Creamy Tomato and Basil Soup
- Preparation Time
- 20 minutes
- Cooking Time
- 30-35 minutes
- 25g of butter
- 1 tbsp of olive oil
- 1 onion, finely chopped
- 1 garlic clove, chopped
- 900g of plum tomatoes, chopped
- 700ml vegetable stock
- 125ml dry white wine
- 2 tbsp sun-dried tomato paste
- Salt and pepper
- 2 tbsp fresh torn basil leaves
- 150ml double cream
- Fresh basil leaves to garnish
Melt the butter with the oil in a large, heavy-based saucepan. Add the onion and cook, stirring occassionally for 5 minutes or until softened. Add the garlic, tomatoes, stir well and season to taste. Partiallly cover the saucepan and simmer, stirring occasionally for 20-25 minutes or until the mixture is soft and pulpy.

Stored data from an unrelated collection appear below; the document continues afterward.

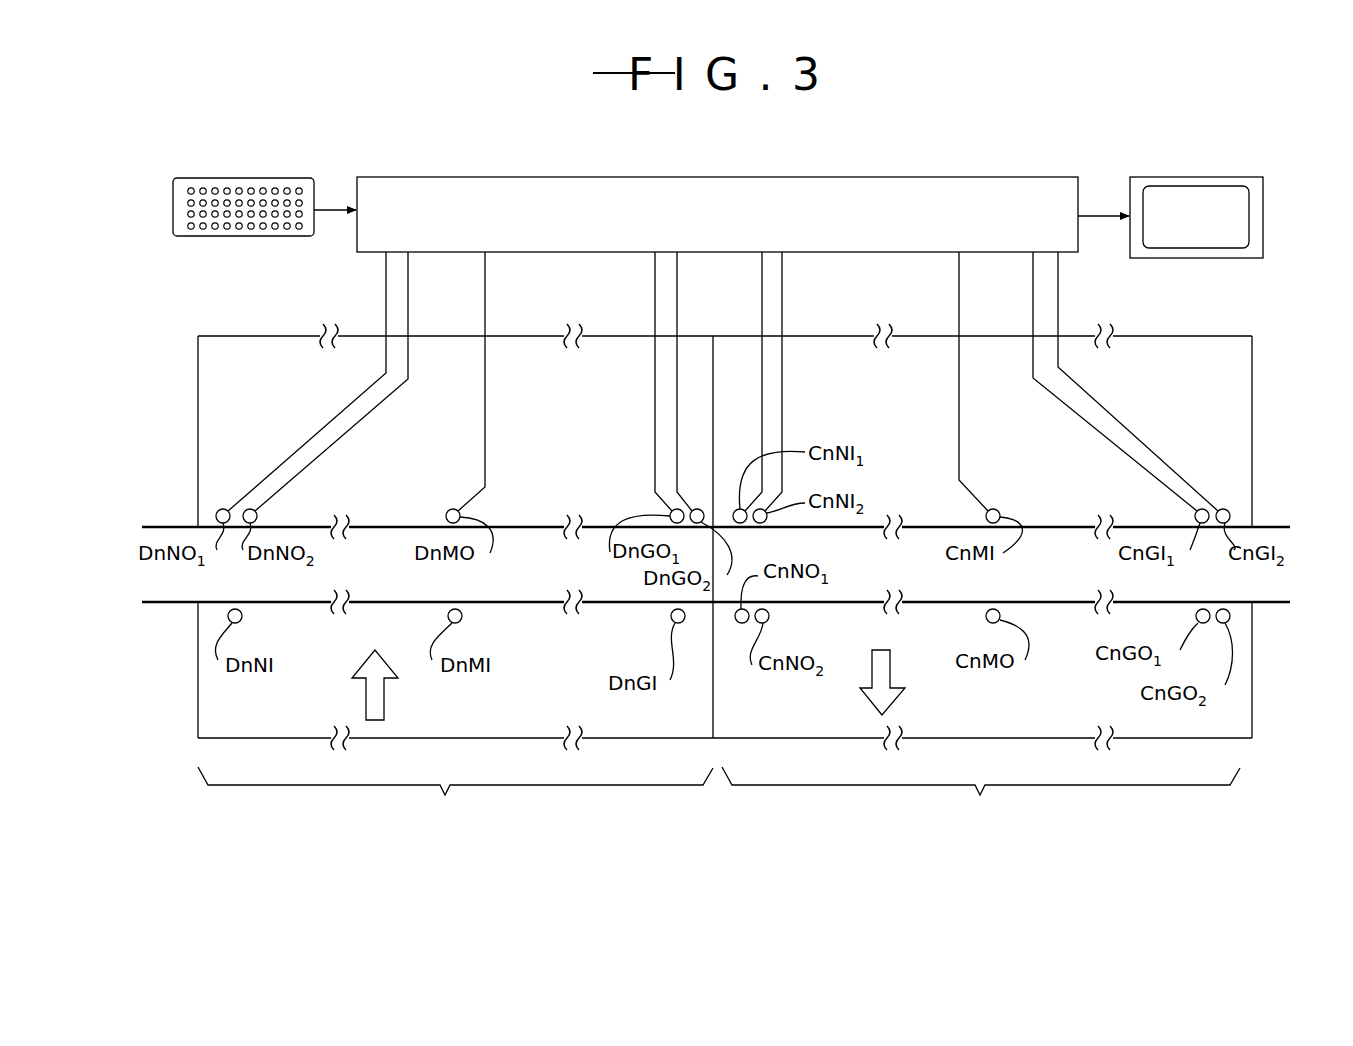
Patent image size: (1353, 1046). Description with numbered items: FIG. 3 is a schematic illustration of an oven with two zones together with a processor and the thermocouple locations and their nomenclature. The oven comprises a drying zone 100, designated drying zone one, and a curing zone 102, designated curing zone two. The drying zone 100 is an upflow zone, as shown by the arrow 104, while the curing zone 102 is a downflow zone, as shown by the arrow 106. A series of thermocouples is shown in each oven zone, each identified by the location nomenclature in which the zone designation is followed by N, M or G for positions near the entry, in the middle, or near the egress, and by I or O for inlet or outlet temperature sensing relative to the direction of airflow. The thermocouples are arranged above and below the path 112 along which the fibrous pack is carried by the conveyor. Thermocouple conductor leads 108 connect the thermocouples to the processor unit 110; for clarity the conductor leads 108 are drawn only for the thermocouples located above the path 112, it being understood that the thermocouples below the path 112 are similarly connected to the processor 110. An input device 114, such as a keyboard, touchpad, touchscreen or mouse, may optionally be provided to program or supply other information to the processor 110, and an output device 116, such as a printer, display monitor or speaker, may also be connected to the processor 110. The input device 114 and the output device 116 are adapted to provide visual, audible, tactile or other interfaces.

The drying zone 100 is at (455, 800).
The curing zone 102 is at (981, 800).
The arrow 104 is at (385, 695).
The arrow 106 is at (882, 672).
The thermocouple conductor leads 108 is at (677, 410).
The processor unit 110 is at (688, 207).
The path 112 is at (191, 578).
The input device 114 is at (250, 192).
The output device 116 is at (1202, 205).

- Remove the saucepan from the heat, leave to cool slightly, then pour into a blender or food processor. Add the torn basil leaves and process. Push the mixture through a sieve into a clean saucepan with a wooden spoon.
- Stir in the cream, reserving a little to swirl on the top. Reheat the soup, but do not let it boil. Ladle the soup into warmed bowls add a swirl of the reserved cream to each, garnish with the basil leaves and serve immediately.